Single by Little Richard
- A-side: "Good Golly, Miss Molly"
- Released: January 1958
- Recorded: May 9, 1956
- Studio: J&M (New Orleans, Louisiana)
- Genre: R&B, rock and roll
- Length: 2:02
- Label: Specialty
- Songwriter: Richard Penniman a.k.a. Little Richard
- Producer: Bumps Blackwell

Little Richard singles chronology
| "Keep A-Knockin'" (1957) | "Hey-Hey-Hey-Hey" (1958) | "Ooh! My Soul" (1958) |

= Hey-Hey-Hey-Hey! =

The song "Hey-Hey-Hey-Hey", also known as "Hey-Hey-Hey-Hey! (Goin' Back to Birmingham)", was written by Little Richard and recorded on May 9, 1956 at J&M Studio, New Orleans, Louisiana, (supervised by Bumps Blackwell).

==Recording and releases==
In 1955, Little Richard recorded two different versions of "Kansas City" by Jerry Leiber and Mike Stoller: one on September 13 (supervised by Bumps Blackwell), and one on November 29 (with five vocalists, supervised by Art Rupe). The first version, which adheres closely to the original 1952 recording by Little Willie Littlefield for the first two verses, was not released until November 1970, on the compilation album Well Alright! The second version, which had been substantially re-worked by Little Richard (in particular, it featured a new refrain starting with words, "Hey, hey, hey, hey; Hey baby, hey child, hey now") was released in March 1959 on The Fabulous Little Richard and in April 1959 as single after the success of the Wilbert Harrison hit.

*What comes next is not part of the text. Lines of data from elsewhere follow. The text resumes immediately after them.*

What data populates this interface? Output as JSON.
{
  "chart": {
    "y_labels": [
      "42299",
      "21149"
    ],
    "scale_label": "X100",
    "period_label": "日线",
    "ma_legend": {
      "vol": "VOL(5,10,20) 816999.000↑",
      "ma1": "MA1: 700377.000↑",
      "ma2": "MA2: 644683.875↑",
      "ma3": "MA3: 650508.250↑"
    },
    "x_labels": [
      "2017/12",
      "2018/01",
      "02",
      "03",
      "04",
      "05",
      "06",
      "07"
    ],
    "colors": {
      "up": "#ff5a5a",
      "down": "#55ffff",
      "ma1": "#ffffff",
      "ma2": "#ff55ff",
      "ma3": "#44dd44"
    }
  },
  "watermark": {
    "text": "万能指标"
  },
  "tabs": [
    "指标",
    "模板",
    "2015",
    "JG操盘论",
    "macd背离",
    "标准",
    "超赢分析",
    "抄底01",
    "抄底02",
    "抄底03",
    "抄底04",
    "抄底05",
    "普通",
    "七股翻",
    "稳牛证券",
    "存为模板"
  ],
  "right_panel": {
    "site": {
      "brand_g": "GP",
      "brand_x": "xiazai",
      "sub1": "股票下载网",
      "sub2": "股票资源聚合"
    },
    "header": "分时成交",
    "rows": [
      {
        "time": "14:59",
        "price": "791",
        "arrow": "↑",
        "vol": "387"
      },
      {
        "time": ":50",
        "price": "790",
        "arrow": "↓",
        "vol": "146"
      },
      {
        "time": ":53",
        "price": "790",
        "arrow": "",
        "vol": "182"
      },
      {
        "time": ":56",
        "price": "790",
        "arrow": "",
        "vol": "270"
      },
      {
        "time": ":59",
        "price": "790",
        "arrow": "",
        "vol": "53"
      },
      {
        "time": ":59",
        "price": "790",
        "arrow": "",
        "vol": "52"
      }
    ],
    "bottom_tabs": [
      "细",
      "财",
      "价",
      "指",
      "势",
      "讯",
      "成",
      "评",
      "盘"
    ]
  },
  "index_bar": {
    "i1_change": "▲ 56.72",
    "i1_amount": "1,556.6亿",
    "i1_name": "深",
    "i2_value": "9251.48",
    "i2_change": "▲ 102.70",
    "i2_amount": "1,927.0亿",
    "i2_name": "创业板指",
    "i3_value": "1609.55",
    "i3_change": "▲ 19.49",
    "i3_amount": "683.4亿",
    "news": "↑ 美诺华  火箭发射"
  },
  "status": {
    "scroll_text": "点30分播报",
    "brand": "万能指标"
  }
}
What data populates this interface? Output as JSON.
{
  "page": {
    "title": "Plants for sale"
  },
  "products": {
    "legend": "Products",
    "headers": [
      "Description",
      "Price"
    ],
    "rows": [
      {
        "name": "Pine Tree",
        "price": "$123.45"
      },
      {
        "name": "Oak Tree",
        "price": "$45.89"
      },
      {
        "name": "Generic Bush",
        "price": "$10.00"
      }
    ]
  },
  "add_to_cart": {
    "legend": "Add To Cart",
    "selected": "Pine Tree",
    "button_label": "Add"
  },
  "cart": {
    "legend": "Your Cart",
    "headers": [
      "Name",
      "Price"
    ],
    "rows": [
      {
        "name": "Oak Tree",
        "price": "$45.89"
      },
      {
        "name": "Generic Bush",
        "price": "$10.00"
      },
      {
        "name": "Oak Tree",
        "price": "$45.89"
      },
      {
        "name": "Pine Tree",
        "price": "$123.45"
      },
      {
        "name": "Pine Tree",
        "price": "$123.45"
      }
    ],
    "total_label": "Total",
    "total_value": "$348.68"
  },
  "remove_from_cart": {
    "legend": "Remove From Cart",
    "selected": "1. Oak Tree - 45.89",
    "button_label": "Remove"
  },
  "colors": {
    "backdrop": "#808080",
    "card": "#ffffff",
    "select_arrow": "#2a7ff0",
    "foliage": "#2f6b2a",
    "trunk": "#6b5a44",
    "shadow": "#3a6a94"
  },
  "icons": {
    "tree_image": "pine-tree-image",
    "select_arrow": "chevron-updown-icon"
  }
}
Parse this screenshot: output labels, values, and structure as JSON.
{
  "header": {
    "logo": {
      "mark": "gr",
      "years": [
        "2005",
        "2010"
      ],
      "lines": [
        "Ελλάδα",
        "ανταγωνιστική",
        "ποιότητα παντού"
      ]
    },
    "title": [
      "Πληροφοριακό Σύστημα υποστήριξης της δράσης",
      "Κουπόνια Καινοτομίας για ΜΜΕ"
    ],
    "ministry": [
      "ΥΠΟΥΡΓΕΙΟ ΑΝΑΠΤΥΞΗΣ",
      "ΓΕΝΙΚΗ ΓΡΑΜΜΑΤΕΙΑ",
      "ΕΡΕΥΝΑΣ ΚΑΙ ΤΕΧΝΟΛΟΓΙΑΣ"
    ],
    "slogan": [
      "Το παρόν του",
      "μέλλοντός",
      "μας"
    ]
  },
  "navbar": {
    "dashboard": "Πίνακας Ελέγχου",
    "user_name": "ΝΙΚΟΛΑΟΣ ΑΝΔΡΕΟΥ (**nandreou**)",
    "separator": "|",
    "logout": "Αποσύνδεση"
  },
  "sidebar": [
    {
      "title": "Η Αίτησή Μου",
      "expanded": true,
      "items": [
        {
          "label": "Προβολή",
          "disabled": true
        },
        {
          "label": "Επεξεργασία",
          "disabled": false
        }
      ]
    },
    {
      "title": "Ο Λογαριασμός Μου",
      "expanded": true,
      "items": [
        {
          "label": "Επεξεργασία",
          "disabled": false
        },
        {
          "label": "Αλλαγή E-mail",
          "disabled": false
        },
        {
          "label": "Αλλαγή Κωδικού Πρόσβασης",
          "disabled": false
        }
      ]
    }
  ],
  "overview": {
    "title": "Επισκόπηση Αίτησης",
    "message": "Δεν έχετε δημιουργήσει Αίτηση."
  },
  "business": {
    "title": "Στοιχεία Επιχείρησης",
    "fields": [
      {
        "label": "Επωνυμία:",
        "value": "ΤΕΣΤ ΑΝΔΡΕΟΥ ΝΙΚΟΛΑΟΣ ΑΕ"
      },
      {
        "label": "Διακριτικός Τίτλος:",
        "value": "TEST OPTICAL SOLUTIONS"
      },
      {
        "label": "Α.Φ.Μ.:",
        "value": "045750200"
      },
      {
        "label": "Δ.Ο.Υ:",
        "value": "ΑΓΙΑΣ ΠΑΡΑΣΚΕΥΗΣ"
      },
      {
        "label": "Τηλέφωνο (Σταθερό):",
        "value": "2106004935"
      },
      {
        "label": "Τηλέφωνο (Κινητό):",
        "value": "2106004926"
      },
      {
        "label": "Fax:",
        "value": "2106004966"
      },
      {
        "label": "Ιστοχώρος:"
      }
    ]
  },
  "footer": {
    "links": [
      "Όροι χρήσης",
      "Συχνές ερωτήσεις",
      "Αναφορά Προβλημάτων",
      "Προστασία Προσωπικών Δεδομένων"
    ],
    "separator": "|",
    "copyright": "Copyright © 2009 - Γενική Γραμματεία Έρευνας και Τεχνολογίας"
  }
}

"Hey-Hey-Hey-Hey" was recorded six months after the second version of "Kansas City", incorporating the same refrain. However, as "Hey-Hey-Hey-Hey" was released in 1958 – with the writing credited solely to Richard Wayne Penniman (Little Richard) – the public perceived it as an earlier recording than "Kansas City".

In January 1958, Specialty Records released the song as B-side of "Good Golly, Miss Molly" and, in July 1958, on the compilation Little Richard.

===Personnel===
- Little Richard - vocal, piano
- Lee Allen - leader, tenor saxophone
- Alvin "Red" Tyler - baritone saxophone
- Edgar Blanchard - guitar
- Ernest McLean - guitar
- Frank Fields - bass
- Earl Palmer - drums

==Cover versions==
The Beatles performed the song as early as September 5, 1962, at the Cavern Club in Liverpool, and in December of that year at the Star-Club in Hamburg. In 1964, the group released the albums Beatles for Sale (UK) and Beatles VI (US) featuring an arrangement of "Kansas City" based on the issued Little Richard version.
Gene Vincent covered this song on his album Shakin' up a Storm in 1964, accompanied by the Shouts.

"Hey-Hey-Hey-Hey" was recorded by Bob Seger during the recording session that produced his cover of Fats Domino's "Blue Monday" for the 1989 Road House soundtrack album. Seger's take remained unreleased until 2011, when it was released as the lead single on the retrospective album Ultimate Hits: Rock and Roll Never Forgets.